Last week, Stephen Harper pulled an Australian rabbit out of his hat. Up until now, he's been a pretty successful magician. He's created diversions to distract his audience from what he's really doing. The diversions are called wedge issues. But his show has been on the road for a long time; and it's getting stale. History shows that, when the show gets stale, Canadian voters shut it down. Jeffrey Simpson writes:
What does the historical stroll reveal? That Canadians do not have formal term limits for the leaders, as do Americans, Mexicans and the French for their presidents, but somewhere in the eighth or ninth year of a prime minister’s tenure, the public says “time’s up.” Call it, for lack of a more precise phrase, the “democratic instinct.”It doesn’t much matter which party is in power. The state of the economy is not of cardinal importance. How much money a party throws around before and during a campaign doesn’t count for much. None of these, and other factors, seem as critical as the democratic instinct that it’s “time for a change.”
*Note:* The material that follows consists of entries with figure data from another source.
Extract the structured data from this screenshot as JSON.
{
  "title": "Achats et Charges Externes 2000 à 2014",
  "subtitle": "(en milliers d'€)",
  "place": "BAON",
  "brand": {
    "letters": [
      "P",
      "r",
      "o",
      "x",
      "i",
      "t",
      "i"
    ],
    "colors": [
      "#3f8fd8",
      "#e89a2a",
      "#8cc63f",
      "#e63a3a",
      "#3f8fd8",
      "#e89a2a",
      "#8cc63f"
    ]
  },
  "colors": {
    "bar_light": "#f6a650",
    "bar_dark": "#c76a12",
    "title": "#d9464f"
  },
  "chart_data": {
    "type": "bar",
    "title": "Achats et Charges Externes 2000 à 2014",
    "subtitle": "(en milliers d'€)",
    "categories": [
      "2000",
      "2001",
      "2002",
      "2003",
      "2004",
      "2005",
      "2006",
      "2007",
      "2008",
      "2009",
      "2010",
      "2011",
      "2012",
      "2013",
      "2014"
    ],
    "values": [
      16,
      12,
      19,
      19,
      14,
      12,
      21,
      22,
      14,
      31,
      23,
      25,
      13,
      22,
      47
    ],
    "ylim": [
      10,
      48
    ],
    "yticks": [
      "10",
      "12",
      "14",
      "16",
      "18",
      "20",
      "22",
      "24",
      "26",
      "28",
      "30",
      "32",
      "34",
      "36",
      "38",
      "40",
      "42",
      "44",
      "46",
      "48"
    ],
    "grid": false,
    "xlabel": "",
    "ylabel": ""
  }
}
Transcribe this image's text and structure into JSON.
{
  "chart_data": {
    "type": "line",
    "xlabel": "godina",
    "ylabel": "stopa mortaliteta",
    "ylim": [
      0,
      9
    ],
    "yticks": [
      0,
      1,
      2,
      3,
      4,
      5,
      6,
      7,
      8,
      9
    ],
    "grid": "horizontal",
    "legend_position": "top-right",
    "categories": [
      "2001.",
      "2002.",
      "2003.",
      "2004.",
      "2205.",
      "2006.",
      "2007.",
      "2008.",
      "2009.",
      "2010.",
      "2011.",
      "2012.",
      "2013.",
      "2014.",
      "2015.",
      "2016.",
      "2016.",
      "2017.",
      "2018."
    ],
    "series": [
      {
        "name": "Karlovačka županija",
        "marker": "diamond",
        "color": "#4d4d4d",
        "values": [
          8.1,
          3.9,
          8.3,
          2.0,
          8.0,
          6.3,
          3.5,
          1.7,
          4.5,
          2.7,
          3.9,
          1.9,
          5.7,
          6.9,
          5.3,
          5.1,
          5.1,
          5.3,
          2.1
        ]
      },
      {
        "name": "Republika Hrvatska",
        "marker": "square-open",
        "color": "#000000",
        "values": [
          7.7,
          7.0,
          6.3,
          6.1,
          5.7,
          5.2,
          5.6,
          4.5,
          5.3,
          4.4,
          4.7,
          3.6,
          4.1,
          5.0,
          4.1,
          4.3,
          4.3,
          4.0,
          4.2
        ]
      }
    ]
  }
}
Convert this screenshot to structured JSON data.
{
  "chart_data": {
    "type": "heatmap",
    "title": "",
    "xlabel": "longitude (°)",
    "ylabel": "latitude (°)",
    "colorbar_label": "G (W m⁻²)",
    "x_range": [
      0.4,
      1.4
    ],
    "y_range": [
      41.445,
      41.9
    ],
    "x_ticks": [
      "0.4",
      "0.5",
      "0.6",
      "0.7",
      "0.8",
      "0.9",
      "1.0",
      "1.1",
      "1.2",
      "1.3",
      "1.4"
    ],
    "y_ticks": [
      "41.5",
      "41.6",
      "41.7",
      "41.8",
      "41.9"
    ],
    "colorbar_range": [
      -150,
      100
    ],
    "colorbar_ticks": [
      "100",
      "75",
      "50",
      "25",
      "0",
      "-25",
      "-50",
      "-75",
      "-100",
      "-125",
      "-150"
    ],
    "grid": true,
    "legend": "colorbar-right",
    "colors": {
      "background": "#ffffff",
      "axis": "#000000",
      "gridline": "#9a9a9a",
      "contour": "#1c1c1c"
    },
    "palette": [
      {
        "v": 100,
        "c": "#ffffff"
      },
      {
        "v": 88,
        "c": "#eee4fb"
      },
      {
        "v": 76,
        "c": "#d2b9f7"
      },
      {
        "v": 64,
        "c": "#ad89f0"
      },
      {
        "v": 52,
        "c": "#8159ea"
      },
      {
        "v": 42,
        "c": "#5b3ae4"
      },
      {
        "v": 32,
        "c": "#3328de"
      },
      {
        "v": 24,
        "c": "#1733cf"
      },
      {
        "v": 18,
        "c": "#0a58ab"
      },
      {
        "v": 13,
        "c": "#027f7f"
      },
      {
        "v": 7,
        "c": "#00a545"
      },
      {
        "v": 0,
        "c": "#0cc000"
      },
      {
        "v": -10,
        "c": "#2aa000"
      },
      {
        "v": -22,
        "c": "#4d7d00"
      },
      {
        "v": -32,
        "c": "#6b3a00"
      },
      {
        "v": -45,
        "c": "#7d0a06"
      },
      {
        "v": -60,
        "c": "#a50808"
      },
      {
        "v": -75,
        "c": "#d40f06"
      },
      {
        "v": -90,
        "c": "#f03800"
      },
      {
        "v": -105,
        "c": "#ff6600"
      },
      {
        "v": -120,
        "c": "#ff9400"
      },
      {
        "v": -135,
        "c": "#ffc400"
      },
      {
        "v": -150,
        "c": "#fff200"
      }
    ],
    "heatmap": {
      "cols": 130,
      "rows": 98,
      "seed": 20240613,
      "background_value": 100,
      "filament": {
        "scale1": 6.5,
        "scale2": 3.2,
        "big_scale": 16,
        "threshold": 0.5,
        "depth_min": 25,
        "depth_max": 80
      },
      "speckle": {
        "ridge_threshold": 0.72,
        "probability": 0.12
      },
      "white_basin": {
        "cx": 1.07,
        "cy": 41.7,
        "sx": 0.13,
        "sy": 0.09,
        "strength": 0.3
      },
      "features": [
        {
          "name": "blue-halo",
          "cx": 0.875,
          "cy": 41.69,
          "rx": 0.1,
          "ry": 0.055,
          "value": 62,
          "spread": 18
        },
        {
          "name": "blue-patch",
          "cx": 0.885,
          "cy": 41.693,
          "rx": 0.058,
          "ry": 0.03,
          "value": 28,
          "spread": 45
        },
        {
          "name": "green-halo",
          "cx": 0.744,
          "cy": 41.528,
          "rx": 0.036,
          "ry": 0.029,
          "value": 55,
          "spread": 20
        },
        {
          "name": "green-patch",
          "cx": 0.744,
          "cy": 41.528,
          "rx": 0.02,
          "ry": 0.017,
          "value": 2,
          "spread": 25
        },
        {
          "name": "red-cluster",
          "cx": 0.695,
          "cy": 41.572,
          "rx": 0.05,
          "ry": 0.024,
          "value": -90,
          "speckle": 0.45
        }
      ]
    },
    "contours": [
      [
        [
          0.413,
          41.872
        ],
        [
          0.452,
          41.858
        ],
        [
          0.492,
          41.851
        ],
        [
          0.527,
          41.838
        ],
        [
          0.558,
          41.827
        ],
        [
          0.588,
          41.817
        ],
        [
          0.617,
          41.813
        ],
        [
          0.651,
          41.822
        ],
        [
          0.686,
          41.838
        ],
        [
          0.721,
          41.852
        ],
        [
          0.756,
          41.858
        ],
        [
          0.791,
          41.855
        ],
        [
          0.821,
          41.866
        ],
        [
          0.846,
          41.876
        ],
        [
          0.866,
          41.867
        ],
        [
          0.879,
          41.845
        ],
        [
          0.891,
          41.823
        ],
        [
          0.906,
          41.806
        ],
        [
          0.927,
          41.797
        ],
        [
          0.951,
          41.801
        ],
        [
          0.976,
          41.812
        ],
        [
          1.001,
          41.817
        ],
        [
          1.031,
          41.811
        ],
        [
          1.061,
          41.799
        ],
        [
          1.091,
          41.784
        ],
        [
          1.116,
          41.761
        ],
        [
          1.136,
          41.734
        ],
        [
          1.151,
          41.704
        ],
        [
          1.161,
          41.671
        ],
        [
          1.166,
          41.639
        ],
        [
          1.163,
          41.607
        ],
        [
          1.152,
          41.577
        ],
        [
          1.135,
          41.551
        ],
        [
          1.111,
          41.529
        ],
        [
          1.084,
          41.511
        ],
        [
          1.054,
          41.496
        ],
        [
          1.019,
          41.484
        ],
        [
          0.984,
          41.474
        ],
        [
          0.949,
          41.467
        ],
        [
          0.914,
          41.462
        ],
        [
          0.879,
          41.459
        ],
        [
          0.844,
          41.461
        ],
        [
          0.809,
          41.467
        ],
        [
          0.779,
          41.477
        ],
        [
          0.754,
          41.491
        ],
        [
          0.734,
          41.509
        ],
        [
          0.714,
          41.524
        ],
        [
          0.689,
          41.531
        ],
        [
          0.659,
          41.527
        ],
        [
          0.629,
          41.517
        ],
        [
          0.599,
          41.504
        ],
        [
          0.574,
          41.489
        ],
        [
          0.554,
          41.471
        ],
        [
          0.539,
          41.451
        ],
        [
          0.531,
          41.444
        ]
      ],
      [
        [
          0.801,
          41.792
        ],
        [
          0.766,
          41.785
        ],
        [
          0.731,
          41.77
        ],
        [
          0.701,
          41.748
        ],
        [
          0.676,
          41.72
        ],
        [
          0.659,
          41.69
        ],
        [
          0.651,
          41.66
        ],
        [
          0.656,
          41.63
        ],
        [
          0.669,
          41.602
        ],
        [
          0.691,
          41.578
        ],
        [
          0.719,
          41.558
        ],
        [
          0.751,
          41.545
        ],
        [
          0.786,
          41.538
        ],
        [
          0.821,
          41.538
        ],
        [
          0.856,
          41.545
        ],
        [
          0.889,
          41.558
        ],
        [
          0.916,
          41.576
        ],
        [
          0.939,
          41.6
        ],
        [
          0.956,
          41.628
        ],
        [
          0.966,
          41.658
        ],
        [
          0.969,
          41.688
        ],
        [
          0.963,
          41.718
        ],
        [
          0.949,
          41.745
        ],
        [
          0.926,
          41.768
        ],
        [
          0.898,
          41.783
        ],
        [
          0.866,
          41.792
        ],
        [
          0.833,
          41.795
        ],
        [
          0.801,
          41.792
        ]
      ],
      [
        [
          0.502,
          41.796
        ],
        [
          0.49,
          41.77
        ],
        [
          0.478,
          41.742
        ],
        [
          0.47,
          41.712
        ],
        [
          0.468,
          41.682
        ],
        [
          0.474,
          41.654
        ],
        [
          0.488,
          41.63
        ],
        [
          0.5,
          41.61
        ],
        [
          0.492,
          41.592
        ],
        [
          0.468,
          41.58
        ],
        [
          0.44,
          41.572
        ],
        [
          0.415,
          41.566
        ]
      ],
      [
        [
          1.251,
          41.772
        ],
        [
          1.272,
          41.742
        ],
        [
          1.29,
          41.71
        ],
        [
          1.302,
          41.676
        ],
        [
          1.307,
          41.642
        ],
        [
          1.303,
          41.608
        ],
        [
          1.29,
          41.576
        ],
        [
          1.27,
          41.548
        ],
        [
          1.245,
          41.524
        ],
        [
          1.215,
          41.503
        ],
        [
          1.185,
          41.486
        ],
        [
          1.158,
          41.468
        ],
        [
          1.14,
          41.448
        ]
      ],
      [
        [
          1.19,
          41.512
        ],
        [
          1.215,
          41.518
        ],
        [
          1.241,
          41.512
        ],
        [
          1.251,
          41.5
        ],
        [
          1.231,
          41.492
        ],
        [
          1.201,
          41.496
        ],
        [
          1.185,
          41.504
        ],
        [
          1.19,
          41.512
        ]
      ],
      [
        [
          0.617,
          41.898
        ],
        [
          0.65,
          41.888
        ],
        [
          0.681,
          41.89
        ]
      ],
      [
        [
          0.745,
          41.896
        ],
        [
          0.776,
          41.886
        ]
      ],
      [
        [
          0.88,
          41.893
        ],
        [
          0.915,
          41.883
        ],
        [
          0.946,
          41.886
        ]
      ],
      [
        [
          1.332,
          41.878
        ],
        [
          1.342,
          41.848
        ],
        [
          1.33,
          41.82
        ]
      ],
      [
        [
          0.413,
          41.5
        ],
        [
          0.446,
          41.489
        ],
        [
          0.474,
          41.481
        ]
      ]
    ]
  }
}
From Louis St. Laurent to Jean Chretien, ten years is about as long as a prime minister gets. Louis St. Laurent got eight years. John Diefenbaker got six. Mike Pearson got five. Pierre Trudeau got eleven, but he was really finished after nine. Joe Clark got nine months.
When Stephen Harper dreamed of establishing a dynasty, he was spitting into the wind:
If he wins this election with another majority, he would remain in office for more consecutive years than any postwar prime minister. Even if Mr. Harper managed for a couple of years with a minority, he would still win the longevity award. Alas, for him, the electorate is not going to give him a majority. It increasingly looks like even a Conservative minority is doubtful.Opinion polls can, and will, change. Take them for what they are worth; snapshots of a point in time. Today, the serious ones all point in the same direction: The Conservatives are at or below 30 per cent.
The trouble with spitting into the wind is that your own saliva comes back and hits you in the face.